« J’aimerais quand même qu’il me fasse voir sa main, car avec des piqûres d’anémones de mer on ne sait jamais ce qui peut se passer. Avec notre système nous sommes au bout de la liste et il va falloir que le Chasseur découvre ses batteries, car pour nous les recherches sont terminées. Qu’en pensez-vous, Chasseur ?

« — Vous avez agi tout à fait logiquement, répondit-il, et si vous m’accordez encore cette nuit pour mettre sur pied un plan d’action, je vous l’exposerai demain. »

Le Chasseur se rendait parfaitement compte que la raison ainsi invoquée pour cet ultime délai était assez mince, mais il avait des motifs sérieux pour ne pas révéler à ses amis, pour l’instant, qu’il savait où se trouvait le fugitif.

XIX

SOLUTION

Bien que Bob ne partageât pas l’imbroglio de pensées qui agitaient l’esprit du Chasseur, il mit un certain temps à s’endormir. Hay s’était rendu, comme prévu, chez Malmstrom, et avait bavardé quelques instants avec le malade en compagnie de Bob jusqu’au moment où on les avait priés de partir pour laisser reposer leur camarade. Bob n’avait pas du tout suivi la conversation.

Le Chasseur avait déclaré qu’il était à même de fournir un plan d’action, et Bob qui, de son côté, en était incapable, s’étonnait d’avoir été dépassé dans cette recherche. Cette situation l’ennuyait et il essayait de reconstruire le raisonnement qu’avait pu tenir le Chasseur en partant de la découverte du morceau de métal sur la plage.

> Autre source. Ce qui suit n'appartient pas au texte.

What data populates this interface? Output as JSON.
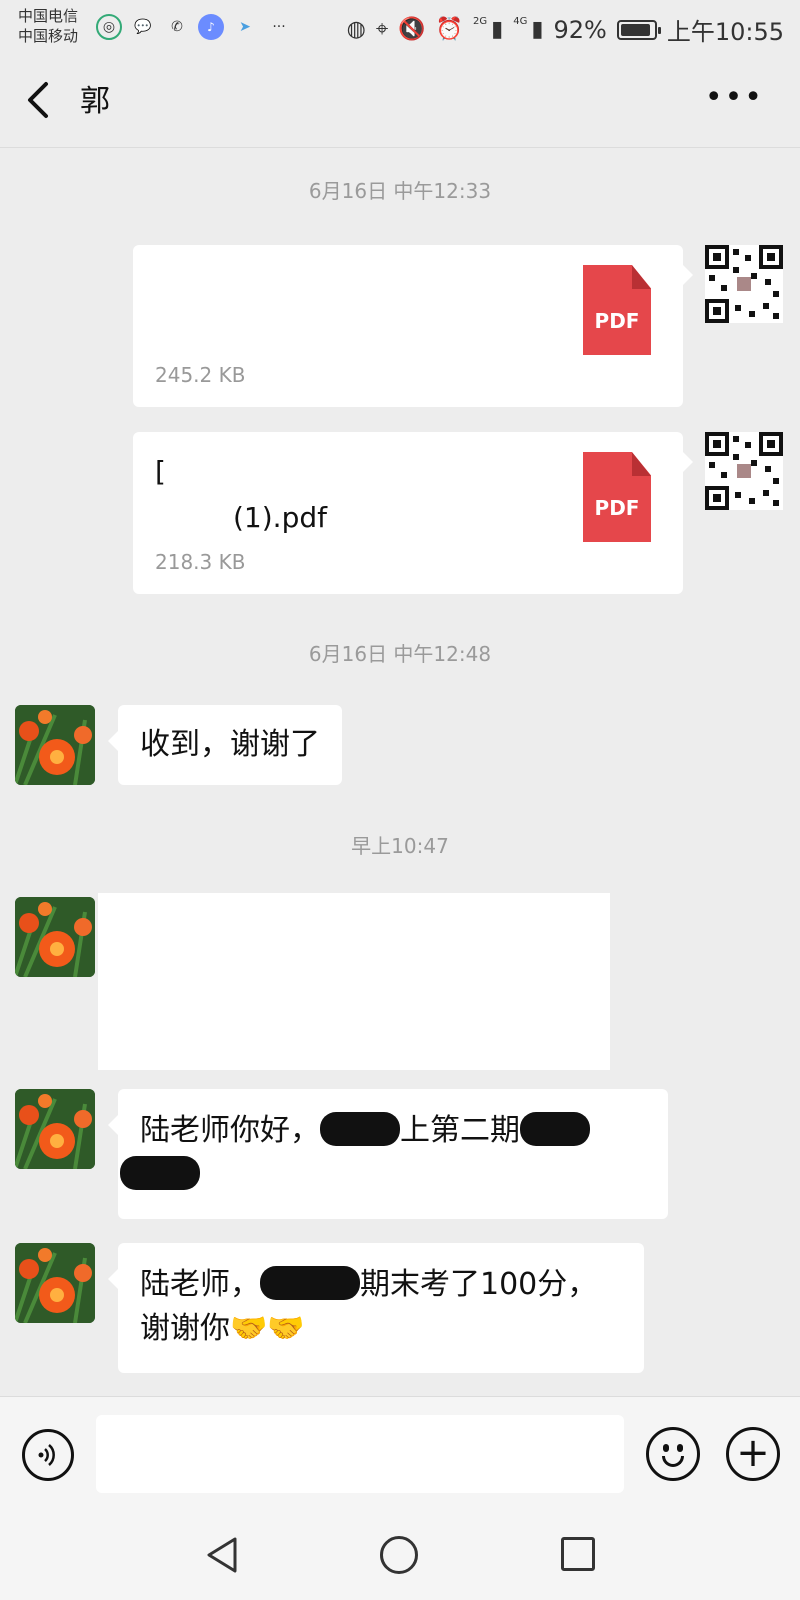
{
  "status_bar": {
    "carrier_1": "中国电信",
    "carrier_2": "中国移动",
    "signal_1": "2G",
    "signal_2": "4G",
    "battery": "92%",
    "battery_level": 0.92,
    "time": "上午10:55"
  },
  "header": {
    "back_icon": "chevron-left-icon",
    "title": "郭",
    "more_label": "•••"
  },
  "messages": [
    {
      "type": "timestamp",
      "text": "6月16日 中午12:33"
    },
    {
      "type": "file",
      "sender": "me",
      "name": "",
      "size": "245.2 KB",
      "file_type": "PDF"
    },
    {
      "type": "file",
      "sender": "me",
      "name_line1": "[",
      "name_line2": "(1).pdf",
      "size": "218.3 KB",
      "file_type": "PDF"
    },
    {
      "type": "timestamp",
      "text": "6月16日 中午12:48"
    },
    {
      "type": "text",
      "sender": "other",
      "text": "收到，谢谢了"
    },
    {
      "type": "timestamp",
      "text": "早上10:47"
    },
    {
      "type": "image",
      "sender": "other"
    },
    {
      "type": "text",
      "sender": "other",
      "text_visible_1": "陆老师你好，",
      "text_visible_2": "上第二期",
      "note": ""
    },
    {
      "type": "text",
      "sender": "other",
      "text_visible_1": "陆老师，",
      "text_visible_2": "期末考了100分，",
      "text_line2": "谢谢你",
      "emoji": "🤝🤝"
    }
  ],
  "input_bar": {
    "voice_icon": "voice-icon",
    "input_value": "",
    "emoji_icon": "emoji-icon",
    "plus_icon": "plus-icon"
  },
  "colors": {
    "background": "#ededed",
    "bubble": "#ffffff",
    "pdf": "#e5474b",
    "timestamp": "#9a9a9a"
  }
}
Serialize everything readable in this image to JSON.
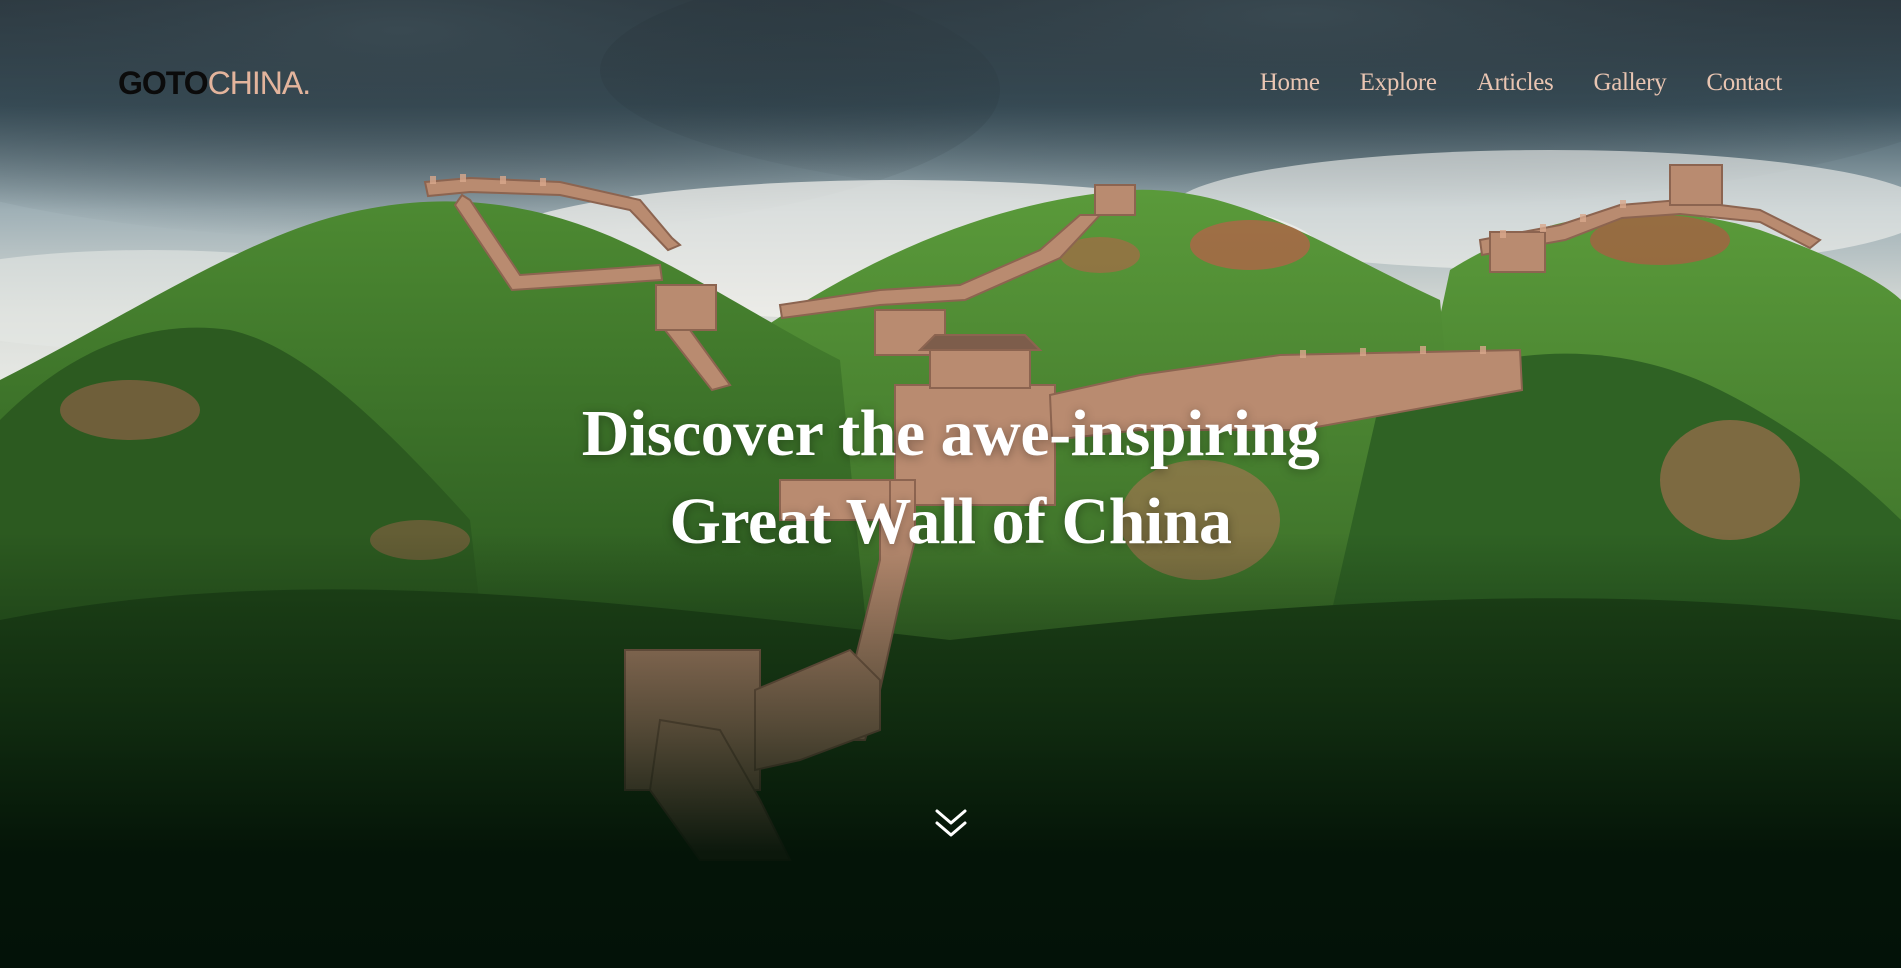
{
  "header": {
    "logo": {
      "part1": "GOTO",
      "part2": "CHINA."
    },
    "nav": [
      {
        "label": "Home"
      },
      {
        "label": "Explore"
      },
      {
        "label": "Articles"
      },
      {
        "label": "Gallery"
      },
      {
        "label": "Contact"
      }
    ]
  },
  "hero": {
    "headline_line1": "Discover the awe-inspiring",
    "headline_line2": "Great Wall of China",
    "scroll_icon": "double-chevron-down-icon"
  },
  "colors": {
    "logo_dark": "#0b0b0b",
    "accent_peach": "#e3b49c",
    "nav_text": "#e9c5b2",
    "headline": "#ffffff",
    "bottom_dark_green": "#031208"
  }
}
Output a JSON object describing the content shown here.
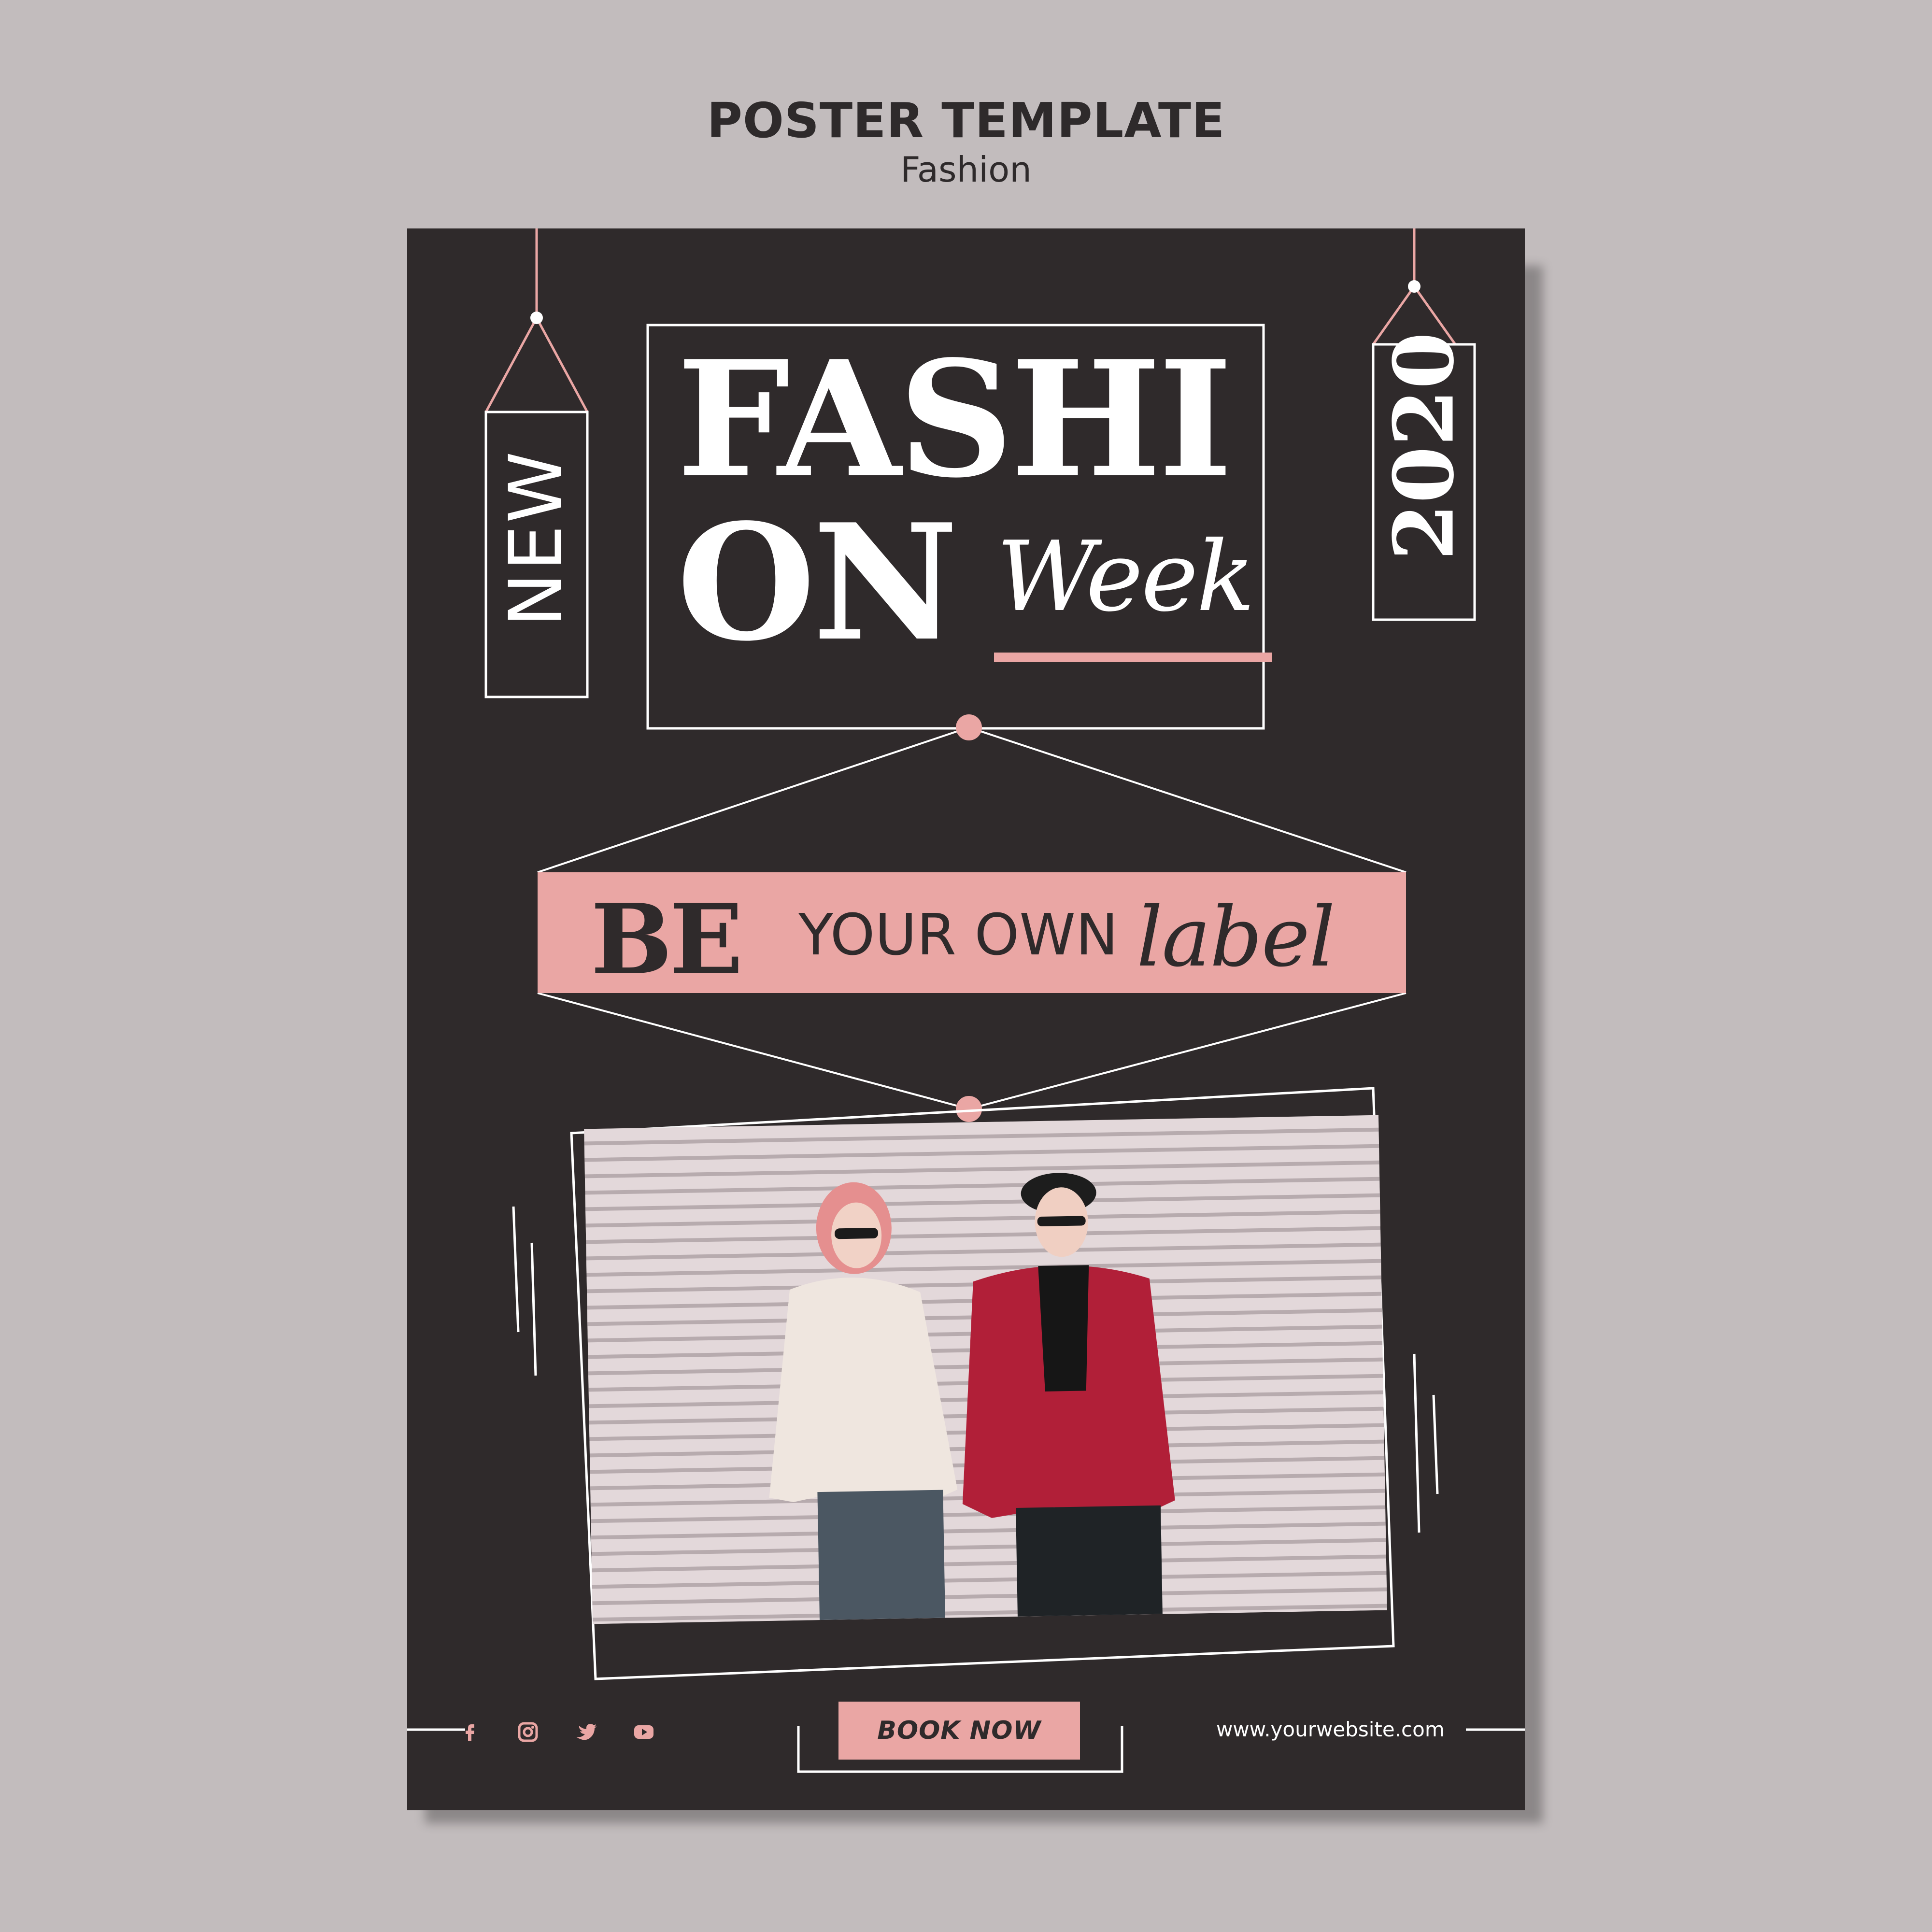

De son côté, le Détective n’était pas content de lui. En effet, c’était lui qui avait aiguillé Bob sur cette voie, dont il n’espérait d’ailleurs pas grand-chose, mais qui aurait dû permettre à son hôte d’agir de son côté en le laissant libre de travailler sur les données et les renseignements qui convenaient mieux à sa façon personnelle de raisonner. Et pourtant, là aussi, il avait échoué et se rendait compte maintenant combien il avait négligé certains problèmes depuis quelques jours en dépit des divers éléments que Bob et le docteur lui fournissaient sans cesse. Par chance, Bob avait suivi ses propres pensées au sujet du piège où il s’était blessé à la jambe. S’il ne s’était pas arrêté longuement à cet événement, le Chasseur aurait dû commencer à examiner Teroa et les autres garçons comme il avait été primitivement convenu. Dans ce cas le Chasseur aurait abandonné le corps de Bob pendant des périodes interminables de trente-six heures au moins, au cours desquelles il n’aurait pu enregistrer toutes les preuves qu’on lui apportait volontairement ou non, chaque jour. La plupart n’avaient aucune valeur, mais, reliées entre elles, elles donnaient naissance à un ensemble particulièrement intéressant.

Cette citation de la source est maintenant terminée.